KZN farmer living in fear as refugees 'turn on him'
Durban – The owners of Hope Farm in Killarney Valley, KwaZulu-Natal, are living in fear after allegedly being threatened by foreigners who were given refuge on their farm.
"I cannot leave my farm but we have a vehicle that is packed and ready for my family to go whenever there is trouble. We are living in fear because we think that we will be attacked," said Andrew Wartnaby.
In an unfortunate turn of events, Wartnaby, 47, on Friday put his foot down after a breakaway group of 84 people allegedly burnt a tent, cut his fence and refused to accept his help.
In July, Wartnaby and his wife, Rae, took in 139 foreign nationals who had fled their respective homes following a spate of xenophobic attacks earlier this year. The group was left stranded after government closed down the refugee camps in and around Durban.
The family have provided the displaced group with food, shelter, education and other basic necessities over the last five months.
Wartnaby told News24 on Friday that trouble began a few months ago when the couple tried to get the process going to find the foreigners a third country.

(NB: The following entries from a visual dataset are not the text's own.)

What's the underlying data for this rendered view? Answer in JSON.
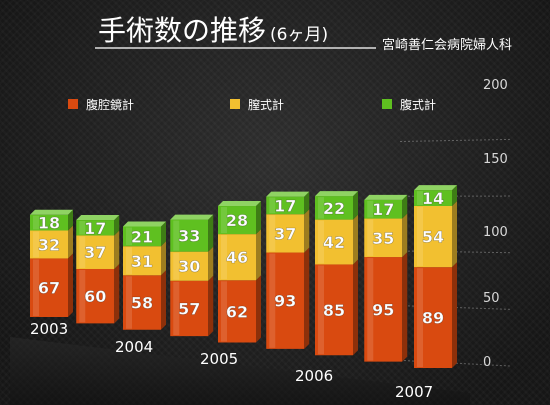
{
  "header": {
    "title": "手術数の推移",
    "title_suffix": "(6ヶ月)",
    "organization": "宮崎善仁会病院婦人科"
  },
  "chart_data": {
    "type": "bar",
    "stacked": true,
    "categories": [
      "2003",
      "",
      "2004",
      "",
      "2005",
      "",
      "2006",
      "",
      "2007"
    ],
    "x_tick_labels": [
      "2003",
      "2004",
      "2005",
      "2006",
      "2007"
    ],
    "series": [
      {
        "name": "腹腔鏡計",
        "color": "#d94a10",
        "values": [
          67,
          60,
          58,
          57,
          62,
          93,
          85,
          95,
          89
        ]
      },
      {
        "name": "膣式計",
        "color": "#f2c030",
        "values": [
          32,
          37,
          31,
          30,
          46,
          37,
          42,
          35,
          54
        ]
      },
      {
        "name": "腹式計",
        "color": "#5fc020",
        "values": [
          18,
          17,
          21,
          33,
          28,
          17,
          22,
          17,
          14
        ]
      }
    ],
    "ylim": [
      0,
      200
    ],
    "yticks": [
      0,
      50,
      100,
      150,
      200
    ],
    "legend_position": "top",
    "grid": false
  }
}
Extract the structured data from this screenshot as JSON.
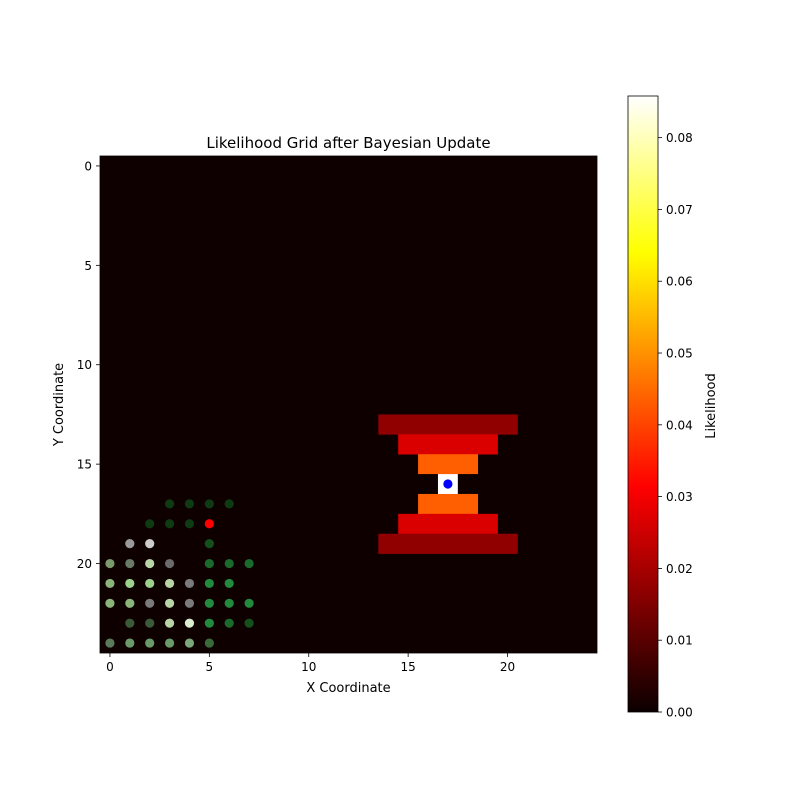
{
  "chart_data": {
    "type": "heatmap",
    "title": "Likelihood Grid after Bayesian Update",
    "xlabel": "X Coordinate",
    "ylabel": "Y Coordinate",
    "colorbar_label": "Likelihood",
    "colormap": "hot",
    "grid_size": [
      25,
      25
    ],
    "xlim": [
      -0.5,
      24.5
    ],
    "ylim": [
      24.5,
      -0.5
    ],
    "y_axis_inverted": true,
    "xticks": [
      0,
      5,
      10,
      15,
      20
    ],
    "yticks": [
      0,
      5,
      10,
      15,
      20
    ],
    "colorbar_range": [
      0,
      0.0858
    ],
    "colorbar_ticks": [
      "0.00",
      "0.01",
      "0.02",
      "0.03",
      "0.04",
      "0.05",
      "0.06",
      "0.07",
      "0.08"
    ],
    "background_value": 0.0005,
    "likelihood_rows": [
      {
        "y": 13,
        "x_start": 14,
        "x_end": 20,
        "value": 0.0165
      },
      {
        "y": 14,
        "x_start": 15,
        "x_end": 19,
        "value": 0.0255
      },
      {
        "y": 15,
        "x_start": 16,
        "x_end": 18,
        "value": 0.0435
      },
      {
        "y": 16,
        "x_start": 16,
        "x_end": 16,
        "value": 0.0005
      },
      {
        "y": 16,
        "x_start": 17,
        "x_end": 17,
        "value": 0.0858
      },
      {
        "y": 16,
        "x_start": 18,
        "x_end": 18,
        "value": 0.0005
      },
      {
        "y": 17,
        "x_start": 16,
        "x_end": 18,
        "value": 0.0435
      },
      {
        "y": 18,
        "x_start": 15,
        "x_end": 19,
        "value": 0.0255
      },
      {
        "y": 19,
        "x_start": 14,
        "x_end": 20,
        "value": 0.0165
      }
    ],
    "target_marker": {
      "x": 17,
      "y": 16,
      "color": "#0000ff"
    },
    "observer_marker": {
      "x": 5,
      "y": 18,
      "color": "#ff0000"
    },
    "sample_points": [
      {
        "x": 3,
        "y": 17,
        "color": "#0e3a14"
      },
      {
        "x": 4,
        "y": 17,
        "color": "#0e3a14"
      },
      {
        "x": 5,
        "y": 17,
        "color": "#0e3a14"
      },
      {
        "x": 6,
        "y": 17,
        "color": "#0e3a14"
      },
      {
        "x": 2,
        "y": 18,
        "color": "#0e3a14"
      },
      {
        "x": 3,
        "y": 18,
        "color": "#0e3a14"
      },
      {
        "x": 4,
        "y": 18,
        "color": "#0e3a14"
      },
      {
        "x": 1,
        "y": 19,
        "color": "#9a9a9a"
      },
      {
        "x": 2,
        "y": 19,
        "color": "#cccccc"
      },
      {
        "x": 5,
        "y": 19,
        "color": "#14501c"
      },
      {
        "x": 0,
        "y": 20,
        "color": "#7a9a6e"
      },
      {
        "x": 1,
        "y": 20,
        "color": "#6a7a66"
      },
      {
        "x": 2,
        "y": 20,
        "color": "#b8d4a6"
      },
      {
        "x": 3,
        "y": 20,
        "color": "#6a6a6a"
      },
      {
        "x": 5,
        "y": 20,
        "color": "#1a6a2c"
      },
      {
        "x": 6,
        "y": 20,
        "color": "#1a6a2c"
      },
      {
        "x": 7,
        "y": 20,
        "color": "#1a6a2c"
      },
      {
        "x": 0,
        "y": 21,
        "color": "#8ab47a"
      },
      {
        "x": 1,
        "y": 21,
        "color": "#9cd08c"
      },
      {
        "x": 2,
        "y": 21,
        "color": "#9cd08c"
      },
      {
        "x": 3,
        "y": 21,
        "color": "#b8d4a6"
      },
      {
        "x": 4,
        "y": 21,
        "color": "#7a7a7a"
      },
      {
        "x": 5,
        "y": 21,
        "color": "#228a3c"
      },
      {
        "x": 6,
        "y": 21,
        "color": "#228a3c"
      },
      {
        "x": 0,
        "y": 22,
        "color": "#8ab47a"
      },
      {
        "x": 1,
        "y": 22,
        "color": "#8ab47a"
      },
      {
        "x": 2,
        "y": 22,
        "color": "#7a7a7a"
      },
      {
        "x": 3,
        "y": 22,
        "color": "#b8d4a6"
      },
      {
        "x": 4,
        "y": 22,
        "color": "#7a7a7a"
      },
      {
        "x": 5,
        "y": 22,
        "color": "#228a3c"
      },
      {
        "x": 6,
        "y": 22,
        "color": "#228a3c"
      },
      {
        "x": 7,
        "y": 22,
        "color": "#228a3c"
      },
      {
        "x": 1,
        "y": 23,
        "color": "#3a5a3a"
      },
      {
        "x": 2,
        "y": 23,
        "color": "#3a5a3a"
      },
      {
        "x": 3,
        "y": 23,
        "color": "#b8d4a6"
      },
      {
        "x": 4,
        "y": 23,
        "color": "#dcecd0"
      },
      {
        "x": 5,
        "y": 23,
        "color": "#228a3c"
      },
      {
        "x": 6,
        "y": 23,
        "color": "#1a6a2c"
      },
      {
        "x": 7,
        "y": 23,
        "color": "#14501c"
      },
      {
        "x": 0,
        "y": 24,
        "color": "#5a7a5a"
      },
      {
        "x": 1,
        "y": 24,
        "color": "#6a9a6a"
      },
      {
        "x": 2,
        "y": 24,
        "color": "#6a9a6a"
      },
      {
        "x": 3,
        "y": 24,
        "color": "#6a9a6a"
      },
      {
        "x": 4,
        "y": 24,
        "color": "#7aa67a"
      },
      {
        "x": 5,
        "y": 24,
        "color": "#3a6a3a"
      }
    ]
  }
}
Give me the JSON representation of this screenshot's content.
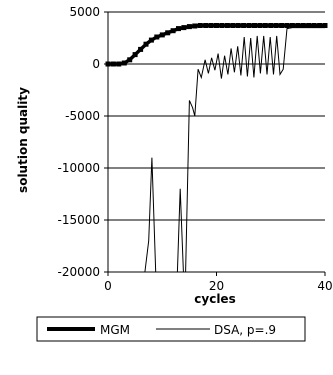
{
  "chart_data": {
    "type": "line",
    "title": "",
    "xlabel": "cycles",
    "ylabel": "solution quality",
    "xlim": [
      0,
      40
    ],
    "ylim": [
      -20000,
      5000
    ],
    "xticks": [
      0,
      20,
      40
    ],
    "yticks": [
      5000,
      0,
      -5000,
      -10000,
      -15000,
      -20000
    ],
    "x_tick_labels": [
      "0",
      "20",
      "40"
    ],
    "y_tick_labels": [
      "5000",
      "0",
      "-5000",
      "-10000",
      "-15000",
      "-20000"
    ],
    "grid": "horizontal",
    "legend": "bottom",
    "series": [
      {
        "name": "MGM",
        "color": "#000000",
        "style": "thick-dotted",
        "x": [
          0,
          1,
          2,
          3,
          4,
          5,
          6,
          7,
          8,
          9,
          10,
          11,
          12,
          13,
          14,
          15,
          16,
          17,
          18,
          19,
          20,
          21,
          22,
          23,
          24,
          25,
          26,
          27,
          28,
          29,
          30,
          31,
          32,
          33,
          34,
          35,
          36,
          37,
          38,
          39,
          40
        ],
        "y": [
          0,
          0,
          0,
          100,
          400,
          900,
          1400,
          1900,
          2300,
          2600,
          2800,
          3000,
          3200,
          3400,
          3500,
          3600,
          3650,
          3700,
          3700,
          3700,
          3700,
          3700,
          3700,
          3700,
          3700,
          3700,
          3700,
          3700,
          3700,
          3700,
          3700,
          3700,
          3700,
          3700,
          3700,
          3700,
          3700,
          3700,
          3700,
          3700,
          3700
        ]
      },
      {
        "name": "DSA, p=.9",
        "color": "#000000",
        "style": "thin",
        "x": [
          6.8,
          7.5,
          8.1,
          8.8,
          9.0,
          12.8,
          13.3,
          13.9,
          14.3,
          15.0,
          15.6,
          16.0,
          16.6,
          17.2,
          17.9,
          18.5,
          19.1,
          19.7,
          20.3,
          20.9,
          21.5,
          22.1,
          22.7,
          23.3,
          23.9,
          24.5,
          25.1,
          25.7,
          26.3,
          26.9,
          27.5,
          28.1,
          28.7,
          29.3,
          29.9,
          30.5,
          31.1,
          31.7,
          32.3,
          33.0,
          34.0,
          40.0
        ],
        "y": [
          -20000,
          -17000,
          -9000,
          -20000,
          -20000,
          -20000,
          -12000,
          -20000,
          -20000,
          -3500,
          -4200,
          -5000,
          -500,
          -1300,
          400,
          -900,
          600,
          -600,
          1000,
          -1400,
          800,
          -1000,
          1500,
          -800,
          1700,
          -1100,
          2600,
          -1200,
          2500,
          -1300,
          2700,
          -900,
          2700,
          -1000,
          2600,
          -1000,
          2700,
          -1000,
          -500,
          3400,
          3500,
          3500
        ]
      }
    ]
  }
}
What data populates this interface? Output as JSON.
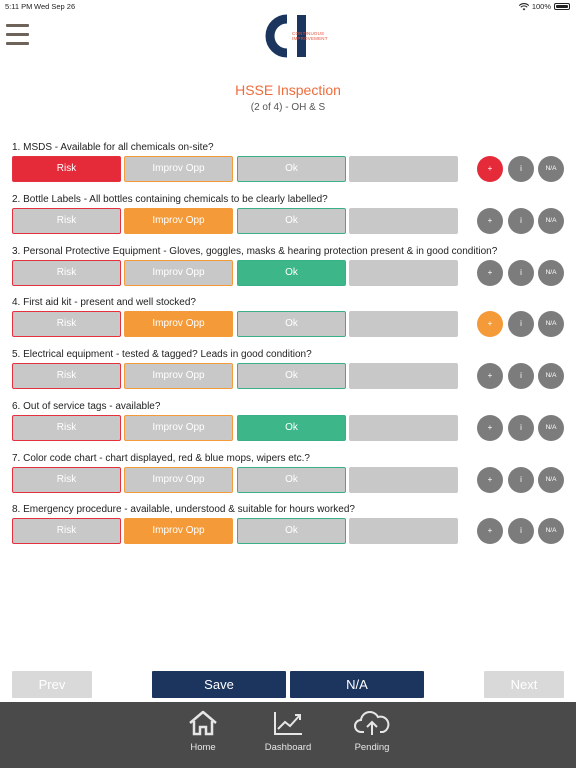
{
  "status_bar": {
    "time": "5:11 PM",
    "date": "Wed Sep 26",
    "battery": "100%"
  },
  "logo": {
    "line1": "CONTINUOUS",
    "line2": "IMPROVEMENT"
  },
  "header": {
    "title": "HSSE Inspection",
    "subtitle": "(2 of 4) - OH & S"
  },
  "option_labels": {
    "risk": "Risk",
    "improv": "Improv Opp",
    "ok": "Ok",
    "na": ""
  },
  "side_labels": {
    "plus": "+",
    "info": "i",
    "na": "N/A"
  },
  "questions": [
    {
      "label": "1. MSDS - Available for all chemicals on-site?",
      "selected": "risk"
    },
    {
      "label": "2. Bottle Labels - All bottles containing chemicals to be clearly labelled?",
      "selected": "improv"
    },
    {
      "label": "3. Personal Protective Equipment - Gloves, goggles, masks & hearing protection present & in good condition?",
      "selected": "ok"
    },
    {
      "label": "4. First aid kit - present and well stocked?",
      "selected": "improv"
    },
    {
      "label": "5. Electrical equipment - tested & tagged? Leads in good condition?",
      "selected": "none"
    },
    {
      "label": "6. Out of service tags - available?",
      "selected": "ok"
    },
    {
      "label": "7. Color code chart - chart displayed, red & blue mops, wipers etc.?",
      "selected": "none"
    },
    {
      "label": "8. Emergency procedure - available, understood & suitable for hours worked?",
      "selected": "improv"
    }
  ],
  "footer": {
    "prev": "Prev",
    "save": "Save",
    "na": "N/A",
    "next": "Next"
  },
  "tabs": [
    {
      "label": "Home"
    },
    {
      "label": "Dashboard"
    },
    {
      "label": "Pending"
    }
  ],
  "colors": {
    "risk": "#e52a3a",
    "improv": "#f59a38",
    "ok": "#3db78a",
    "navy": "#1b355f",
    "title": "#ef6c3b"
  }
}
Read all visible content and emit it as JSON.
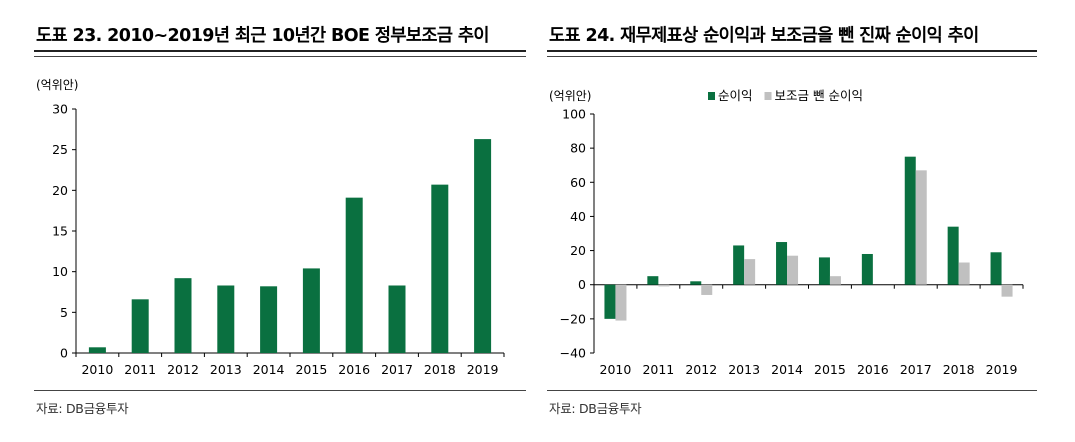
{
  "colors": {
    "primary": "#0a7040",
    "secondary": "#c0c0c0",
    "axis": "#000000",
    "rule": "#222222"
  },
  "left": {
    "title": "도표 23. 2010~2019년 최근 10년간 BOE 정부보조금 추이",
    "source": "자료: DB금융투자"
  },
  "right": {
    "title": "도표 24. 재무제표상 순이익과 보조금을 뺀 진짜 순이익 추이",
    "source": "자료: DB금융투자"
  },
  "chart_data": [
    {
      "type": "bar",
      "ylabel": "(억위안)",
      "ylim": [
        0,
        30
      ],
      "yticks": [
        0,
        5,
        10,
        15,
        20,
        25,
        30
      ],
      "categories": [
        "2010",
        "2011",
        "2012",
        "2013",
        "2014",
        "2015",
        "2016",
        "2017",
        "2018",
        "2019"
      ],
      "series": [
        {
          "name": "정부보조금",
          "values": [
            0.7,
            6.6,
            9.2,
            8.3,
            8.2,
            10.4,
            19.1,
            8.3,
            20.7,
            26.3
          ]
        }
      ]
    },
    {
      "type": "bar",
      "ylabel": "(억위안)",
      "ylim": [
        -40,
        100
      ],
      "yticks": [
        -40,
        -20,
        0,
        20,
        40,
        60,
        80,
        100
      ],
      "categories": [
        "2010",
        "2011",
        "2012",
        "2013",
        "2014",
        "2015",
        "2016",
        "2017",
        "2018",
        "2019"
      ],
      "legend_position": "top",
      "series": [
        {
          "name": "순이익",
          "values": [
            -20,
            5,
            2,
            23,
            25,
            16,
            18,
            75,
            34,
            19
          ]
        },
        {
          "name": "보조금 뺀 순이익",
          "values": [
            -21,
            -1,
            -6,
            15,
            17,
            5,
            0,
            67,
            13,
            -7
          ]
        }
      ]
    }
  ]
}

"The process was sabotaged and they split themselves into two groups of 84 and 55. The bigger group became militant and they refused to do anything on the farm and they have made it completely unreasonable for us. The other group has continued to work with us."
'They accused me of being a government agent'
Wartnaby said he asked his guests to use resources sparingly, but some ignored his plea.
"The breakaway group want nothing to do with us. On Tuesday this week, Rae and I went to the shops to buy food for the next day.
"We left the food at the back of the van for them to collect and later I realised it never happened. So I went down to the 84 and they told me that the moms wanted to talk to me."
Wartnaby said, all of a sudden, he was surrounded by his guests, who allegedly started threatening him.
"I have never felt threatened until that day. They accused me of being a government agent. They said the farm was part of government’s plot to get them back into their communities."
Wartnaby said the foreigners wanted the police to re-arrest them so that they could "be in the state’s custody".
On Wednesday, a group of children gathered and started chanting that they wanted to leave the farm.
"The parents were screaming that we had ruined their lives and threatened to kill us, but we did not take them seriously. We, however, later called the police."
Wartnaby said he truly believed that the foreign nationals were making a fuss so that the government would put them up in a refugee camp.
At around 02:15 on Thursday morning, the breakaway group started banging on his windows and his wife and children left the property for their own safety.
"I asked them what was wrong and they said that the tent was burning. It hit me then that I had seen them earlier taking in things into the tent, but it never occurred to me that they were going to burn it down.
"They told me that their lives were in danger and that I had failed to protect them."
'I am not going to help them anymore'
Wartnaby said the police were on site on Thursday.
"The children are sleeping on the floor, they don’t want our food, they don’t want water and they are telling everyone that we are abusing them."
On Friday morning, the group turned a sanitation truck away.
Now, Wartnaby said, he said he just wanted the breakaway group to leave his farm.
"They have had an agenda from day one and this is the reason why the government failed to assist them. You cannot turn to me for help, then you threaten my life and that of my family.
"I am not going to help them anymore. The accommodation is burnt and my fence is cut.
"We have done so much for them in the last five months, we know every one of them by name, we have loved and cared for them and this is how they chose to respond.
"If they want to reject our help, then it is fine, but I still don’t regret taking them in."